Where do microgrids fit into the Obama administrations new plan to reduce carbon dioxide emissions? Its not clear and some are wondering why.
I find the draft regulations to be written in a vacuum, as if the electricity/utility industry were not undergoing fundamental, lasting change. There is really no mention of this whatsoever, said Dan Delurey, executive director of the Microgrid Alliance.
The Environmental Protection Agency on June 2 released the United States first- ever rule to reduce carbon dioxide emissions from existing power plants. Still in draft form, the rule calls for a 30 percent reduction by 2030. States must create plans to meet the requirement.
Energy efficiency has won a lot of attention as one of the four key building blocks in the federal plan. In fact, the words energy efficiency appeared 227 times in the 645-page EPA proposal, according to Opower.
The number of microgrid mentions? Zero even though advanced microgrids are a low-carbon energy resource.
To be fair, microgrids have only recently become a hot technology (although theyve been around for decades.)

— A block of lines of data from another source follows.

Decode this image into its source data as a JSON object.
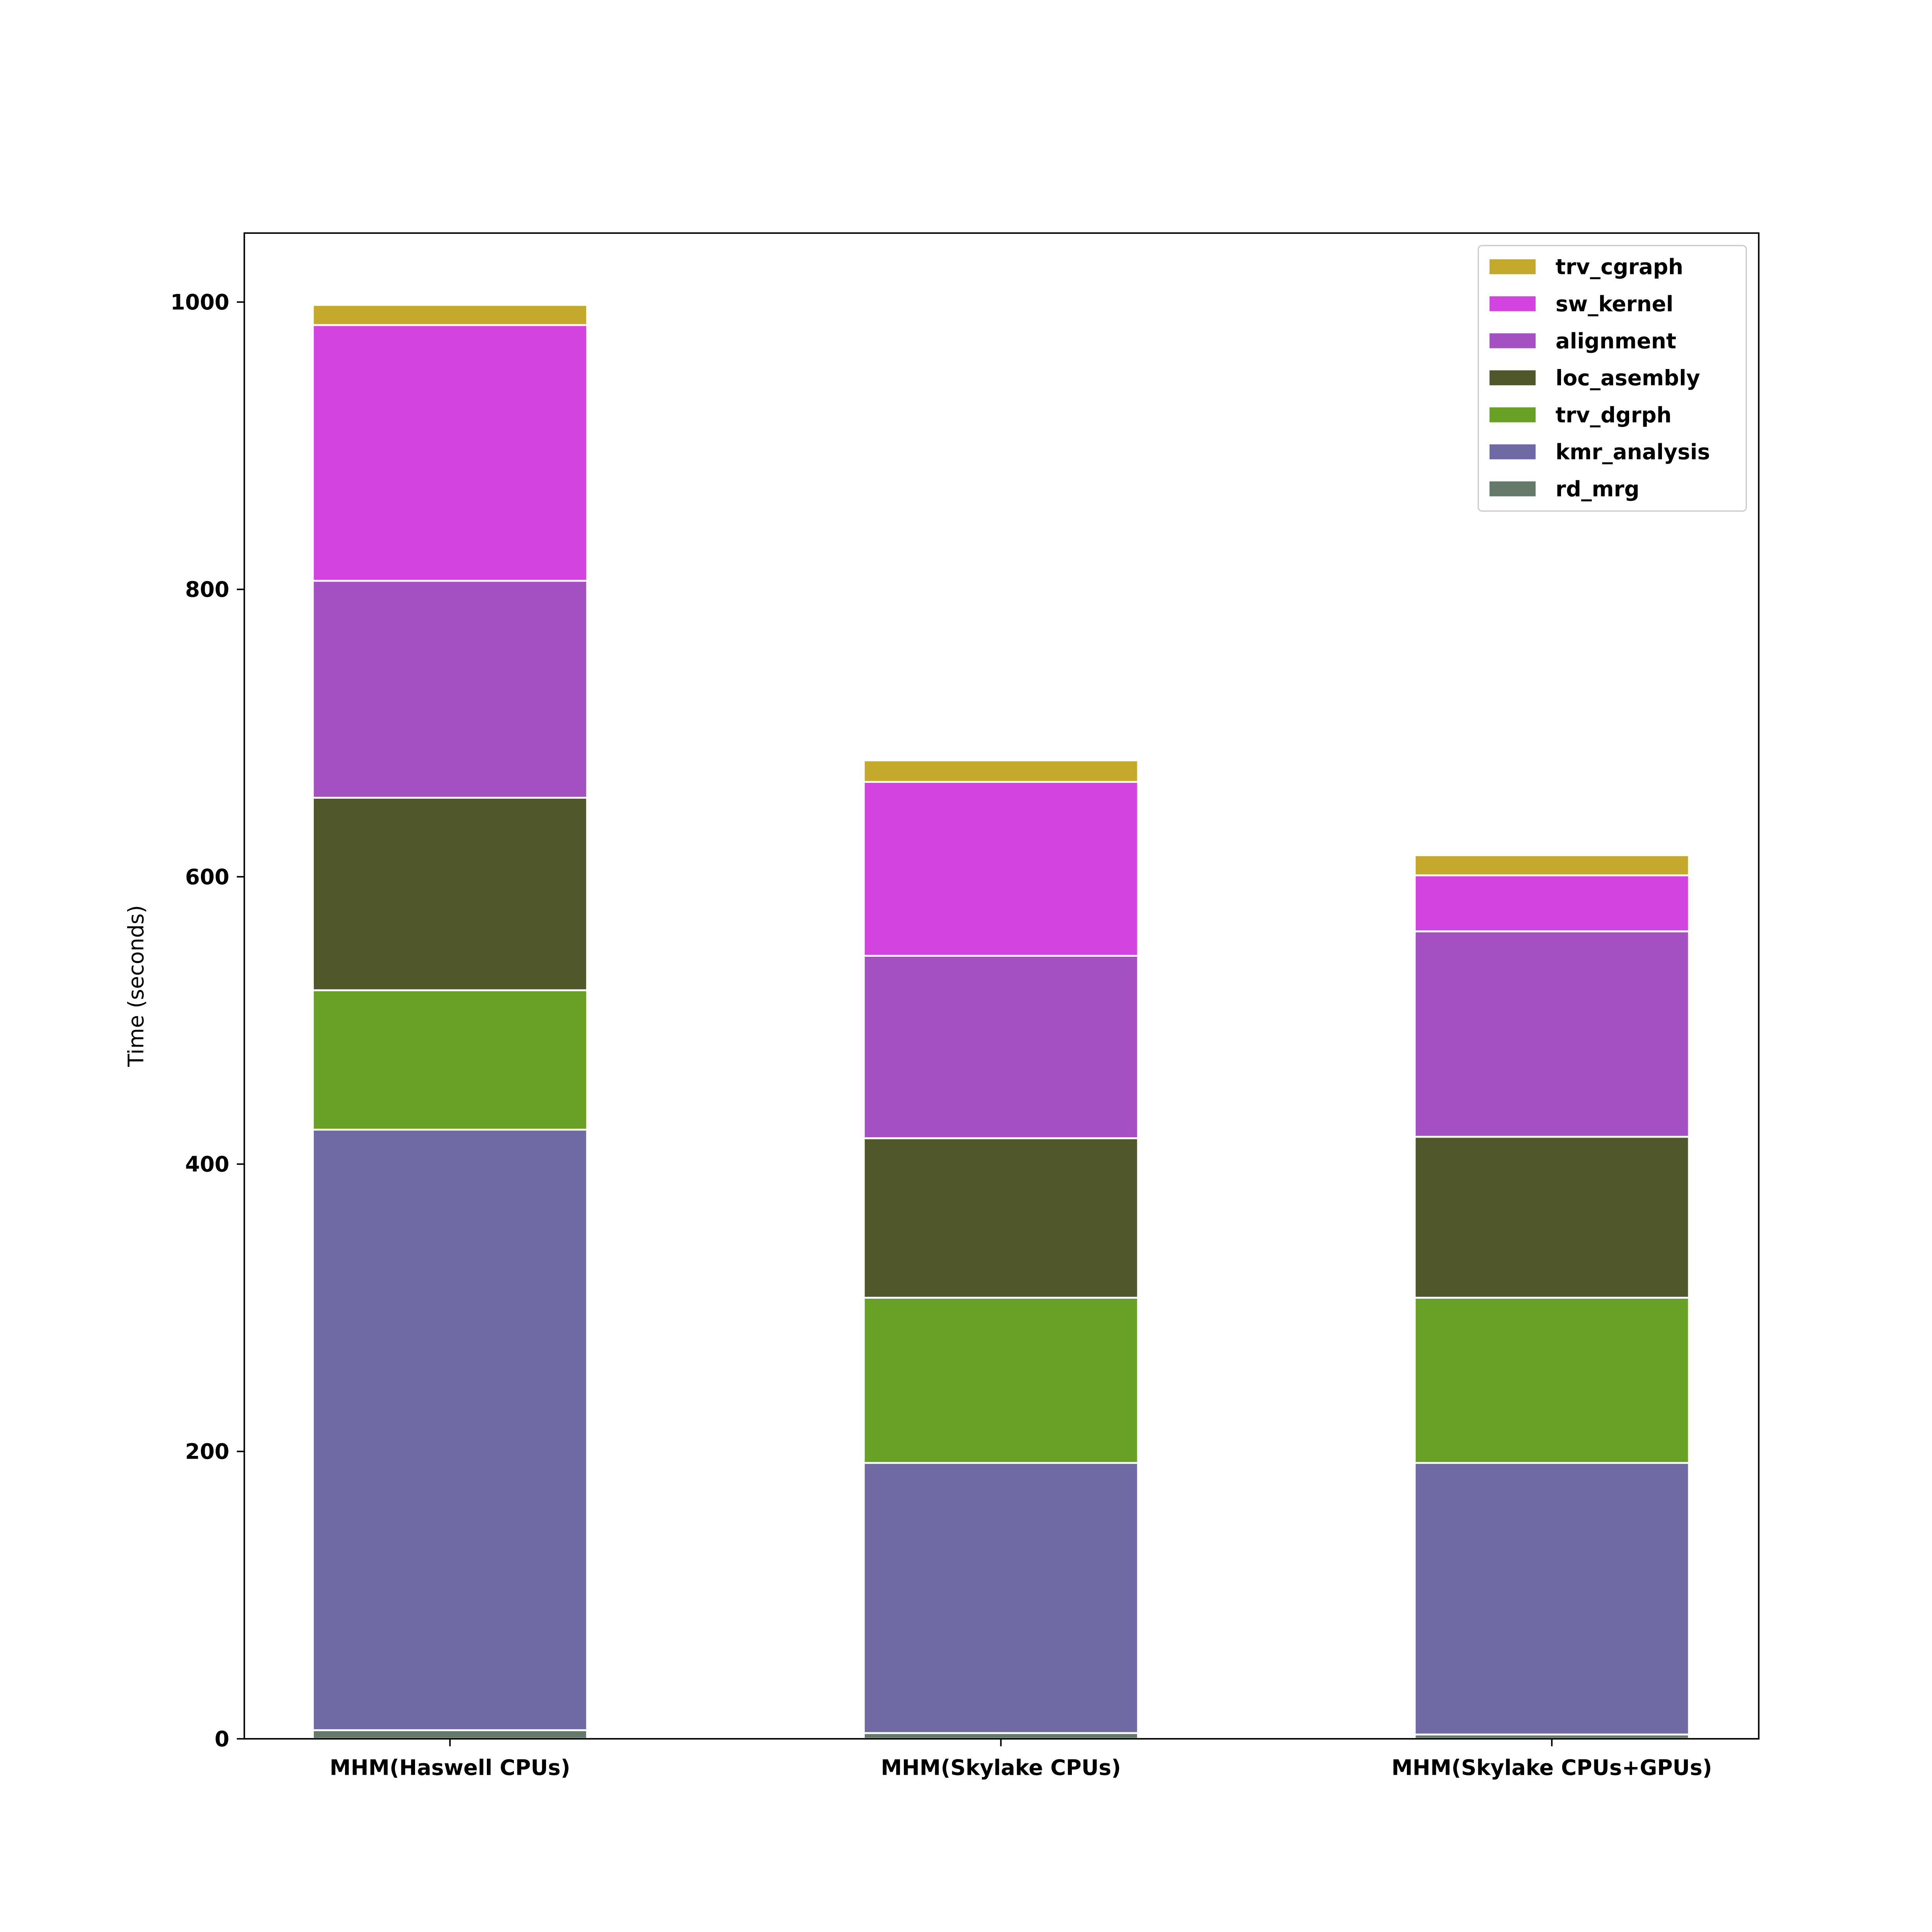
{
  "chart_data": {
    "type": "bar",
    "stacked": true,
    "title": "",
    "xlabel": "",
    "ylabel": "Time (seconds)",
    "ylim": [
      0,
      1048
    ],
    "yticks": [
      0,
      200,
      400,
      600,
      800,
      1000
    ],
    "grid": false,
    "legend_placement": "top-right",
    "categories": [
      "MHM(Haswell CPUs)",
      "MHM(Skylake CPUs)",
      "MHM(Skylake CPUs+GPUs)"
    ],
    "series": [
      {
        "name": "rd_mrg",
        "color": "#667a6b",
        "values": [
          6,
          4,
          3
        ]
      },
      {
        "name": "kmr_analysis",
        "color": "#6f69a4",
        "values": [
          418,
          188,
          189
        ]
      },
      {
        "name": "trv_dgrph",
        "color": "#69a127",
        "values": [
          97,
          115,
          115
        ]
      },
      {
        "name": "loc_asembly",
        "color": "#50572b",
        "values": [
          134,
          111,
          112
        ]
      },
      {
        "name": "alignment",
        "color": "#a550c2",
        "values": [
          151,
          127,
          143
        ]
      },
      {
        "name": "sw_kernel",
        "color": "#d343e0",
        "values": [
          178,
          121,
          39
        ]
      },
      {
        "name": "trv_cgraph",
        "color": "#c4a92c",
        "values": [
          14,
          15,
          14
        ]
      }
    ]
  }
}
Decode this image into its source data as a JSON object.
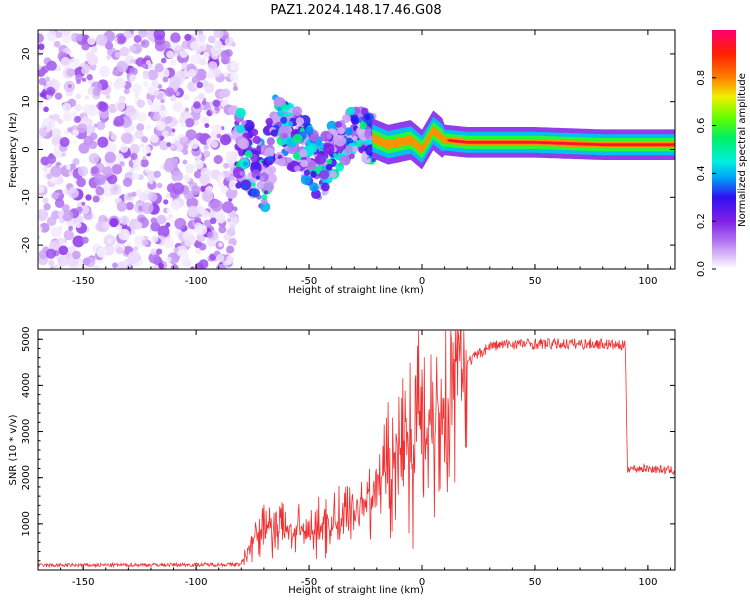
{
  "title": "PAZ1.2024.148.17.46.G08",
  "colors": {
    "snr_line": "#f03030",
    "colormap": [
      "#ffffff",
      "#d8b8f8",
      "#b070f0",
      "#8020e8",
      "#3010f0",
      "#00a0f8",
      "#00f0e0",
      "#00f060",
      "#60ff00",
      "#f0f000",
      "#ff8000",
      "#ff2000",
      "#ff0070"
    ]
  },
  "chart_data": [
    {
      "type": "heatmap",
      "xlabel": "Height of straight line (km)",
      "ylabel": "Frequency (Hz)",
      "xlim": [
        -170,
        112
      ],
      "ylim": [
        -25,
        25
      ],
      "xticks": [
        -150,
        -100,
        -50,
        0,
        50,
        100
      ],
      "yticks": [
        -20,
        -10,
        0,
        10,
        20
      ],
      "colorbar": {
        "label": "Normalized spectral amplitude",
        "range": [
          0,
          1
        ],
        "ticks": [
          0.0,
          0.2,
          0.4,
          0.6,
          0.8
        ]
      },
      "regions": [
        {
          "x_range": [
            -170,
            -82
          ],
          "description_level": 0.12,
          "freq_spread": 25
        },
        {
          "x_range": [
            -82,
            -20
          ],
          "description_level": 0.35,
          "freq_spread": 8
        },
        {
          "x_range": [
            -20,
            10
          ],
          "description_level": 0.55,
          "freq_spread": 3
        },
        {
          "x_range": [
            10,
            112
          ],
          "description_level": 0.9,
          "freq_spread": 1
        }
      ],
      "center_frequency_track": [
        {
          "x": -80,
          "y": 0
        },
        {
          "x": -75,
          "y": -3
        },
        {
          "x": -70,
          "y": -6
        },
        {
          "x": -65,
          "y": 4
        },
        {
          "x": -55,
          "y": 2
        },
        {
          "x": -45,
          "y": -5
        },
        {
          "x": -40,
          "y": 0
        },
        {
          "x": -30,
          "y": 4
        },
        {
          "x": -20,
          "y": 2
        },
        {
          "x": -15,
          "y": 1
        },
        {
          "x": -5,
          "y": 2
        },
        {
          "x": 0,
          "y": 0
        },
        {
          "x": 5,
          "y": 4
        },
        {
          "x": 10,
          "y": 2
        },
        {
          "x": 20,
          "y": 1.5
        },
        {
          "x": 50,
          "y": 1.5
        },
        {
          "x": 80,
          "y": 1
        },
        {
          "x": 112,
          "y": 1
        }
      ]
    },
    {
      "type": "line",
      "xlabel": "Height of straight line (km)",
      "ylabel": "SNR (10 * v/v)",
      "xlim": [
        -170,
        112
      ],
      "ylim": [
        0,
        5200
      ],
      "xticks": [
        -150,
        -100,
        -50,
        0,
        50,
        100
      ],
      "yticks": [
        1000,
        2000,
        3000,
        4000,
        5000
      ],
      "series": [
        {
          "x": [
            -170,
            -80,
            -75,
            -70,
            -60,
            -50,
            -40,
            -30,
            -20,
            -10,
            0,
            10,
            20,
            30,
            40,
            50,
            60,
            70,
            80,
            90,
            91,
            100,
            112
          ],
          "y": [
            100,
            120,
            700,
            900,
            900,
            800,
            1000,
            1300,
            1800,
            2700,
            3200,
            3600,
            4500,
            4850,
            4900,
            4900,
            4900,
            4900,
            4900,
            4850,
            2200,
            2200,
            2150
          ]
        }
      ]
    }
  ]
}
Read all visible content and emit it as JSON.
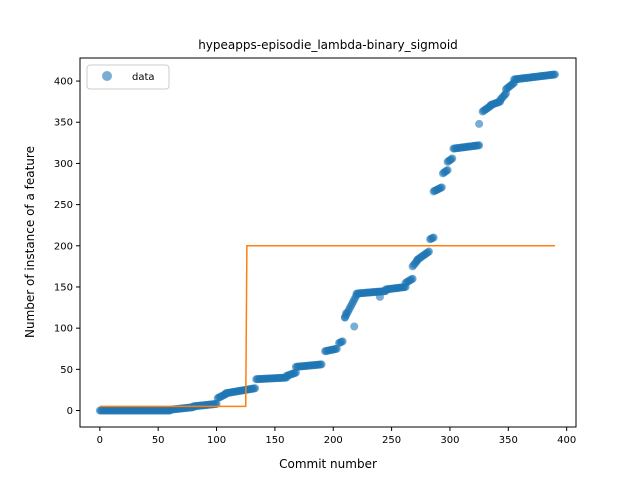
{
  "chart_data": {
    "type": "scatter",
    "title": "hypeapps-episodie_lambda-binary_sigmoid",
    "xlabel": "Commit number",
    "ylabel": "Number of instance of a feature",
    "xlim": [
      -17,
      408
    ],
    "ylim": [
      -20,
      428
    ],
    "xticks": [
      0,
      50,
      100,
      150,
      200,
      250,
      300,
      350,
      400
    ],
    "yticks": [
      0,
      50,
      100,
      150,
      200,
      250,
      300,
      350,
      400
    ],
    "legend": {
      "position": "top-left",
      "entries": [
        "data"
      ]
    },
    "grid": false,
    "colors": {
      "data": "#1f77b4",
      "fit": "#ff7f0e"
    },
    "series": [
      {
        "name": "data",
        "kind": "scatter",
        "segments": [
          {
            "x0": 0,
            "x1": 60,
            "y0": 0,
            "y1": 0
          },
          {
            "x0": 60,
            "x1": 80,
            "y0": 1,
            "y1": 4
          },
          {
            "x0": 80,
            "x1": 100,
            "y0": 5,
            "y1": 8
          },
          {
            "x0": 101,
            "x1": 108,
            "y0": 15,
            "y1": 20
          },
          {
            "x0": 108,
            "x1": 133,
            "y0": 21,
            "y1": 27
          },
          {
            "x0": 134,
            "x1": 160,
            "y0": 38,
            "y1": 40
          },
          {
            "x0": 160,
            "x1": 168,
            "y0": 42,
            "y1": 46
          },
          {
            "x0": 168,
            "x1": 190,
            "y0": 53,
            "y1": 56
          },
          {
            "x0": 193,
            "x1": 203,
            "y0": 72,
            "y1": 75
          },
          {
            "x0": 205,
            "x1": 208,
            "y0": 82,
            "y1": 84
          },
          {
            "x0": 210,
            "x1": 220,
            "y0": 113,
            "y1": 140
          },
          {
            "x0": 220,
            "x1": 245,
            "y0": 142,
            "y1": 145
          },
          {
            "x0": 245,
            "x1": 262,
            "y0": 147,
            "y1": 150
          },
          {
            "x0": 262,
            "x1": 268,
            "y0": 155,
            "y1": 160
          },
          {
            "x0": 268,
            "x1": 272,
            "y0": 175,
            "y1": 182
          },
          {
            "x0": 272,
            "x1": 282,
            "y0": 183,
            "y1": 193
          },
          {
            "x0": 283,
            "x1": 286,
            "y0": 208,
            "y1": 210
          },
          {
            "x0": 286,
            "x1": 293,
            "y0": 266,
            "y1": 271
          },
          {
            "x0": 294,
            "x1": 298,
            "y0": 288,
            "y1": 292
          },
          {
            "x0": 298,
            "x1": 302,
            "y0": 302,
            "y1": 306
          },
          {
            "x0": 303,
            "x1": 325,
            "y0": 318,
            "y1": 322
          },
          {
            "x0": 328,
            "x1": 335,
            "y0": 363,
            "y1": 370
          },
          {
            "x0": 335,
            "x1": 343,
            "y0": 371,
            "y1": 375
          },
          {
            "x0": 343,
            "x1": 348,
            "y0": 377,
            "y1": 385
          },
          {
            "x0": 348,
            "x1": 355,
            "y0": 390,
            "y1": 398
          },
          {
            "x0": 355,
            "x1": 390,
            "y0": 402,
            "y1": 408
          }
        ],
        "outliers": [
          {
            "x": 210,
            "y": 113
          },
          {
            "x": 211,
            "y": 118
          },
          {
            "x": 240,
            "y": 138
          },
          {
            "x": 325,
            "y": 348
          },
          {
            "x": 218,
            "y": 102
          }
        ]
      },
      {
        "kind": "line",
        "x": [
          0,
          125,
          126,
          390
        ],
        "y": [
          5,
          5,
          200,
          200
        ]
      }
    ]
  }
}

And its important to note that while microgrids are not mentioned by name, the pieces that make up a microgrid can be found in the EPA proposal.
I think that the immediate takeaway for microgrids is that there is a huge opportunity, but that we need to make sure that states focus on microgrids in the planning process, said C. Baird Brown, a partner at Drinker Biddle & Reath and counsel to the Microgrid Resources Coalition.
Brown said that the measures commended by the EPA include:
Demand-side energy efficiency programs
Switching to natural gas
Energy storage technology
Our job is to highlight that a combination of all of the above with smart controls (a microgrid) does a better job than doing them individually and also makes the grid more efficient, Brown said.
States will play a key role in determining the right carbon-reducing mix of electric resources within their borders. The draft rule requires that by June 30, 2016 they file state implementation plans (with possible two-year extensions.) Separately, several states are looking at policies to encourage microgrids to avert power outages. It is possible that the two efforts will dovetail.
Given the overall thrust of the proposed rule to allow flexibility in compliance and the nature of the options outlined, the rule certainly would create opportunities for microgrids to contribute strategically to cost-effective solutions for achieving EPAs greenhouse gas emissions reductions, said Larisa Dobriansky, General MicroGrids senior vice president for legal, regulatory and policy affairs.
Combined heat and power, an efficiency play used by many microgrids, is discussed within the draft rule. Advocates of this approach see a clear place for CHP and related district energy in the state plans, especially where solar and wind resources are marginal.
With efficiency now properly recognized, microgrids that feature district energy/CHP will be highly prized to deliver not just reliable power and heat 24/7, but also for their balancing capacity and other ancillary services that augment and supplement integration of renewable and intermittent sources, said Robert Thornton, president & CEO of the International District Energy Association.
The bottom line for microgrids? As it now stands, the EPA rule certainly furthers the industrys prospects. But microgrids will compete against a lot of other resources for position in the state plans.
The regulations could very likely create a great opportunity for microgrids, but it will not come automatically, Delurey said. It will have to be created through education of both federal and state policymakers.